Conte de l'Avent
Tu
sais Pitchoune, il arrive parfois que la chance sourie à celui qui
la mérite vraiment. Il ne manque jamais alors de faire des envieux
et des jaloux. Parfois ceux-là veulent à leur tour tirer le bon
numéro. Il est rare cependant que la bonne fortune passe deux fois
dans les mêmes conditions. Écoute donc cette étrange histoire !
Il
était une fois un brave homme qui était si pauvre qu’il avait
toutes les peines du monde à nourrir sa famille. La vie l'avait fait
naître sans fortune. Il n’avait hérité que de la force de ses
bras, de son bon cœur et d'une vieille barque qu’à force
d’ingéniosité et de patience, il maintenait à flot.
Pour
gagner sa vie, il y avait la rivière. C'était une époque
poissonneuse. Sa pêche lui permettait surtout de nourrir les siens
tout en vendant ses poissons pour améliorer l’ordinaire. Sa barque
était pour lui un bien précieux, son outil de travail pour relever
quelques nasses et de faire de jolis coups de filets.
C'est
un matin de décembre, le jour de la saint Nicolas qu'il commit
l'étourderie de jeter sa vieille ancre toute rouillée à l'eau. La
veille, il avait défait la lourde chaîne pour ressouder un maillon
qui se défaisait. Pris par la nuit, il avait oublié de fixer
l'ancre à sa chaîne. Quand il s'aperçut de sa méprise, il était
trop tard, l'ancre était au fond de l’eau et sa barque allait
dériver vers les piles du pont.
Le
brave pêcheur, fou d’inquiétude ne savait pas nager, il voyait sa
dernière heure arriver. Il était aussi au désespoir car il n’avait
pas de quoi s’acheter une nouvelle ancre, pourtant indispensable à
son activité. Il se mit à implorer le bon Saint Nicolas, patron de
tous les gens qui vont sur l'eau et qui avait autrefois sauvé trois
enfants qui allaient être mangés par un ogre.
Pendant
qu’il priait avec ferveur, un vieillard surgit de nulle part, comme
par magie et, sans sembler peiner le moins du monde, plongea dans des
eaux glacés. Il remonta tendant au brave pêcheur une ancre
rutilante et argentée. L'homme dans sa barque semblait contrarié.

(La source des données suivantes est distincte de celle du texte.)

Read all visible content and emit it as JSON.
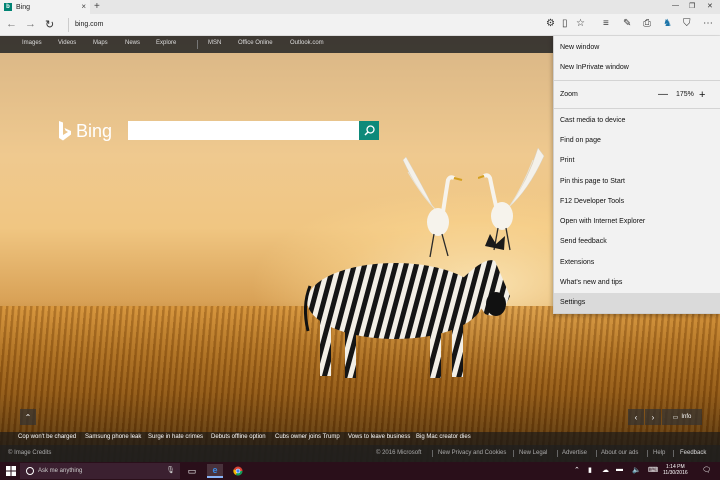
{
  "browser": {
    "tab_title": "Bing",
    "tab_favicon": "b",
    "url": "bing.com",
    "new_tab_label": "+",
    "close_tab_label": "×"
  },
  "bing": {
    "nav_links": [
      "Images",
      "Videos",
      "Maps",
      "News",
      "Explore",
      "MSN",
      "Office Online",
      "Outlook.com"
    ],
    "logo_text": "Bing",
    "search_value": "",
    "search_placeholder": "",
    "news": [
      "Cop won't be charged",
      "Samsung phone leak",
      "Surge in hate crimes",
      "Debuts offline option",
      "Cubs owner joins Trump",
      "Vows to leave business",
      "Big Mac creator dies"
    ],
    "image_credits": "© Image Credits",
    "footer_links": [
      "© 2016 Microsoft",
      "New Privacy and Cookies",
      "New Legal",
      "Advertise",
      "About our ads",
      "Help",
      "Feedback"
    ],
    "info_label": "Info"
  },
  "menu": {
    "items": [
      "New window",
      "New InPrivate window",
      "Zoom",
      "Cast media to device",
      "Find on page",
      "Print",
      "Pin this page to Start",
      "F12 Developer Tools",
      "Open with Internet Explorer",
      "Send feedback",
      "Extensions",
      "What's new and tips",
      "Settings"
    ],
    "zoom_value": "175%",
    "zoom_minus": "—",
    "zoom_plus": "+",
    "selected": "Settings"
  },
  "taskbar": {
    "search_placeholder": "Ask me anything",
    "time": "1:14 PM",
    "date": "11/30/2016"
  },
  "colors": {
    "accent": "#0e8a7a",
    "taskbar": "#2a0f1a",
    "menu_bg": "#f2f2f2"
  }
}
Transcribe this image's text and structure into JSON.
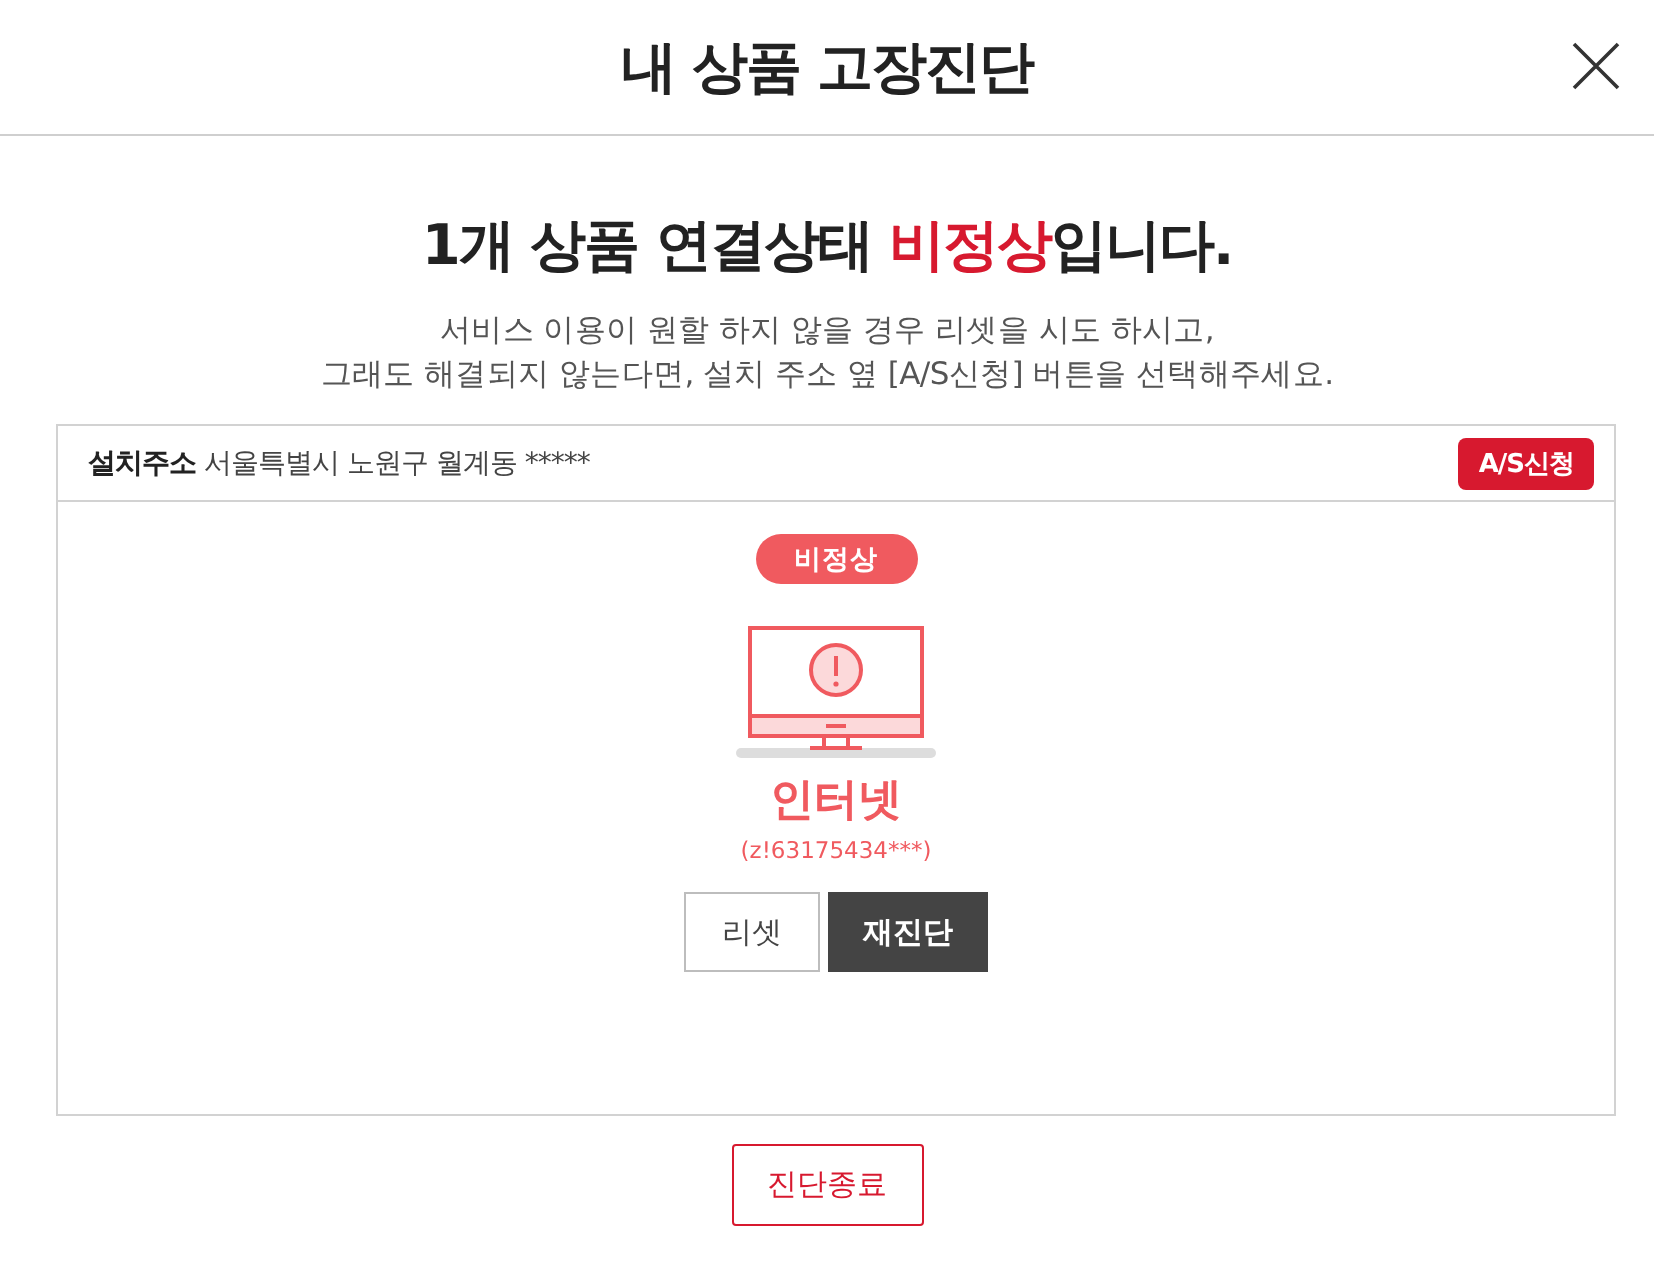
{
  "dialog": {
    "title": "내 상품 고장진단"
  },
  "summary": {
    "headline_before": "1개 상품 연결상태 ",
    "headline_highlight": "비정상",
    "headline_after": "입니다.",
    "description": [
      "서비스 이용이 원할 하지 않을 경우 리셋을 시도 하시고,",
      "그래도 해결되지 않는다면, 설치 주소 옆 [A/S신청] 버튼을 선택해주세요."
    ]
  },
  "address": {
    "label": "설치주소",
    "value": "서울특별시 노원구 월계동 *****",
    "button": "A/S신청"
  },
  "products": [
    {
      "abnormal": true,
      "status_label": "비정상",
      "name": "인터넷",
      "id": "(z!63175434***)",
      "buttons": [
        {
          "label": "리셋",
          "kind": "outline"
        },
        {
          "label": "재진단",
          "kind": "filled"
        }
      ]
    }
  ],
  "footer": {
    "button": "진단종료"
  }
}
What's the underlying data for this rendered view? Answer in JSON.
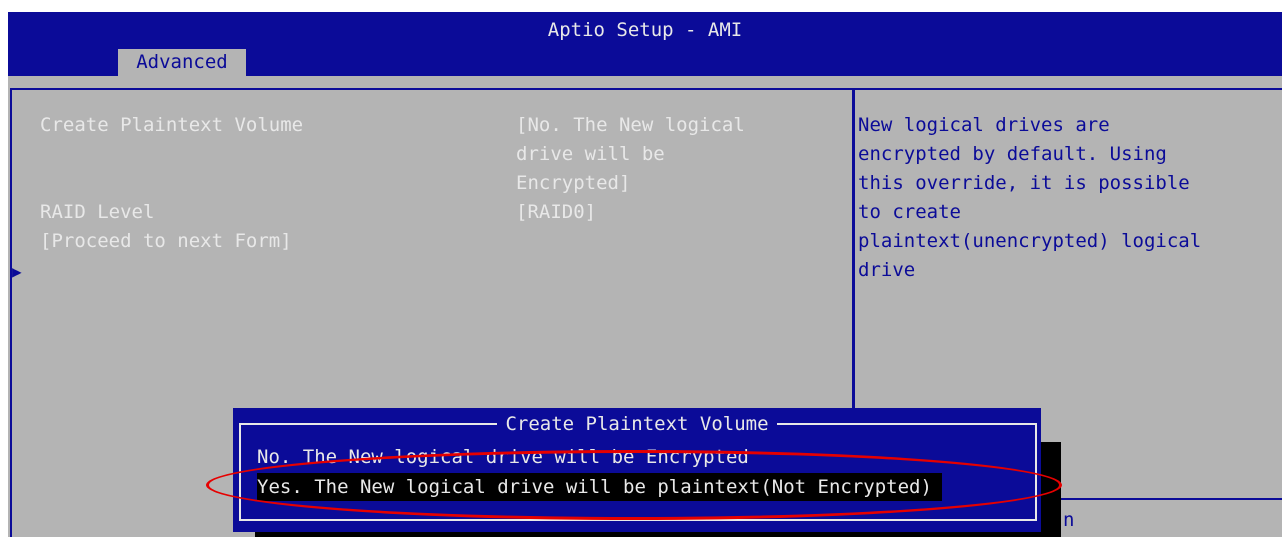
{
  "window": {
    "title": "Aptio Setup - AMI",
    "active_tab": "Advanced"
  },
  "settings": {
    "rows": [
      {
        "label": "Create Plaintext Volume",
        "value_lines": [
          "[No. The New logical",
          "drive will be",
          "Encrypted]"
        ]
      },
      {
        "label": "RAID Level",
        "value_lines": [
          "[RAID0]"
        ]
      },
      {
        "label": "[Proceed to next Form]",
        "value_lines": []
      }
    ]
  },
  "help": {
    "lines": [
      "New logical drives are",
      "encrypted by default. Using",
      "this override, it is possible",
      "to create",
      "plaintext(unencrypted) logical",
      "drive"
    ],
    "partial_text": "n"
  },
  "dialog": {
    "title": "Create Plaintext Volume",
    "options": [
      "No. The New logical drive will be Encrypted",
      "Yes. The New logical drive will be plaintext(Not Encrypted)"
    ],
    "selected_index": 1
  },
  "colors": {
    "header_bg": "#0b0b98",
    "body_bg": "#b4b4b4",
    "text_light": "#e8e8e8",
    "annotation": "#e60000"
  },
  "icons": {
    "submenu_marker": "triangle-right-icon"
  }
}
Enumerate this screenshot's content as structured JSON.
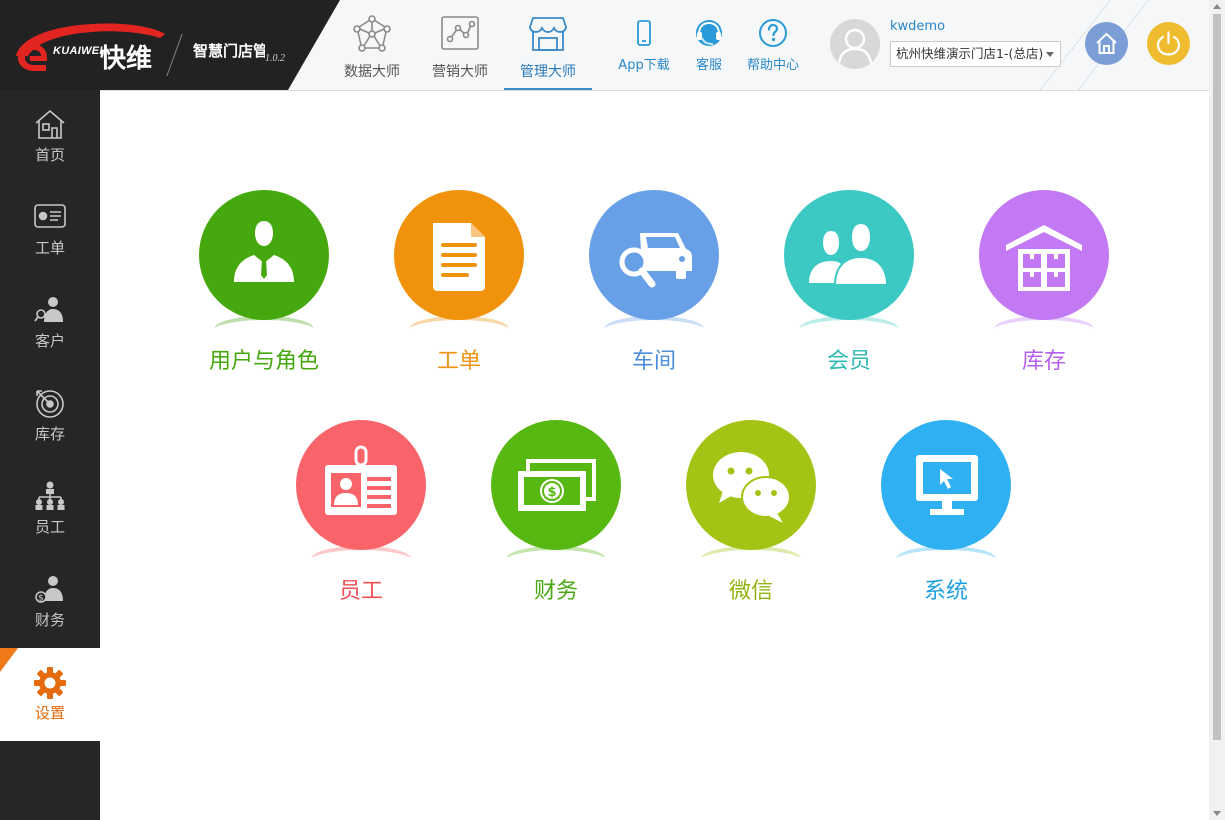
{
  "brand": {
    "en": "KUAIWEI",
    "cn": "快维",
    "product": "智慧门店管理系统",
    "version": "1.0.2"
  },
  "header": {
    "tabs": [
      {
        "label": "数据大师",
        "icon": "data-network-icon"
      },
      {
        "label": "营销大师",
        "icon": "marketing-chart-icon"
      },
      {
        "label": "管理大师",
        "icon": "store-management-icon",
        "active": true
      }
    ],
    "links": [
      {
        "label": "App下载",
        "icon": "mobile-phone-icon"
      },
      {
        "label": "客服",
        "icon": "headset-icon"
      },
      {
        "label": "帮助中心",
        "icon": "question-icon"
      }
    ],
    "username": "kwdemo",
    "store": "杭州快维演示门店1-(总店)"
  },
  "sidebar": {
    "items": [
      {
        "label": "首页",
        "icon": "home-icon"
      },
      {
        "label": "工单",
        "icon": "work-order-icon"
      },
      {
        "label": "客户",
        "icon": "customer-icon"
      },
      {
        "label": "库存",
        "icon": "inventory-target-icon"
      },
      {
        "label": "员工",
        "icon": "org-chart-icon"
      },
      {
        "label": "财务",
        "icon": "finance-icon"
      },
      {
        "label": "设置",
        "icon": "gear-icon",
        "active": true
      }
    ]
  },
  "modules": [
    {
      "label": "用户与角色",
      "icon": "user-role-icon",
      "color": "#46a80f"
    },
    {
      "label": "工单",
      "icon": "document-icon",
      "color": "#f0920c"
    },
    {
      "label": "车间",
      "icon": "car-search-icon",
      "color": "#68a0e8"
    },
    {
      "label": "会员",
      "icon": "members-icon",
      "color": "#3cc9c3"
    },
    {
      "label": "库存",
      "icon": "warehouse-icon",
      "color": "#c378f4"
    },
    {
      "label": "员工",
      "icon": "id-badge-icon",
      "color": "#f8646a"
    },
    {
      "label": "财务",
      "icon": "money-icon",
      "color": "#58b812"
    },
    {
      "label": "微信",
      "icon": "wechat-icon",
      "color": "#a3c414"
    },
    {
      "label": "系统",
      "icon": "monitor-icon",
      "color": "#2fb0f2"
    }
  ]
}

Il dit à celui qui était venu à son secours que ce n'était pas la
sienne, qu'il avait une ancre rouillée et toute cabossée.
Le
vieillard replongea dans la Loire pour remonter quelques instants
plus tard avec une ancre plus belle encore et cette fois dorée et
brillante. Le pêcheur répéta une fois encore sa plainte et son
refus d'accepter ce qui n'était pas à lui. Saint Nicolas, puisque
c'était lui qui était venu vers notre homme, plongea une dernière
fois et remonta avec la vieille ancre rouillée. Le pêcheur avait
enfin le sourire et se hâta d’accrocher l’ancre à sa chaîne
pour que sa barque cesse de dériver.
Saint
Nicolas le remercia de son honnêteté et lui fit cadeau des deux
premières ancres qu'il avait sorties de l'eau, l'une en argent et
l'autre en or. Le brave pêcheur vendit ce trésor et en reçut une
petite fortune. Il garda assez d'argent pour ne plus être inquiété
le reste de son âge et offrir un bel avenir à ses enfants. Il
n’oublia pas d’en donner une bonne part aux pauvres qui étaient
nombreux en ce temps lointain.
Notre
pêcheur eut la maladresse de raconter son aventure à un homme, un
client qui jusqu’alors, lui avait toujours marchandé le prix de
son poisson. L'homme était connu pour être pingre et hautain. En
d’autres circonstances, ce triste personnage ne lui aurait jamais
adressé la parole en dehors de leurs échanges commerciaux. Mais
cette fois, sa bonne fortune méritait sa considération.
Ayant
écouté l’aventure du pêcheur, le riche marchand se déguisa à
son tour en pauvre pêcheur pour aller, à bord d'une barque toute
vermoulue. Il avait dû emprunter hardes et embarcation à des
miséreux contre quelques pièces. Il avait dans l’idée de simuler
un naufrage pour que se reproduise le miracle du brave pêcheur.
Le
riche en habit de pauvre se mit à l'eau au même endroit où avait
eu lieu l'incroyable aventure du pêcheur et à son tour jeta dans
les flots une ancre qui n'était pas neuve. Il avait soigné tous les
détails pour tromper le bon Saint Nicolas ….
Sa
barque dérivant, il implora à son tour le grand Nicolas qui, malgré
l'étrange coïncidence, ne tarda pas à venir à son secours. Le
cupide expliqua sa maladresse et pria le saint homme de lui venir en
aide sinon il allait s'écraser sur les piles du pont. Nicolas
plongea immédiatement et remonta avec deux ancres : l'une en or
et l'autre en argent.
Le
marchand s'exclama que c'était pour lui jour de chance. Non
seulement, il retrouvait son ancre mais le pieux homme lui avait
retrouvé celle qu'il avait perdue l'année dernière ici même.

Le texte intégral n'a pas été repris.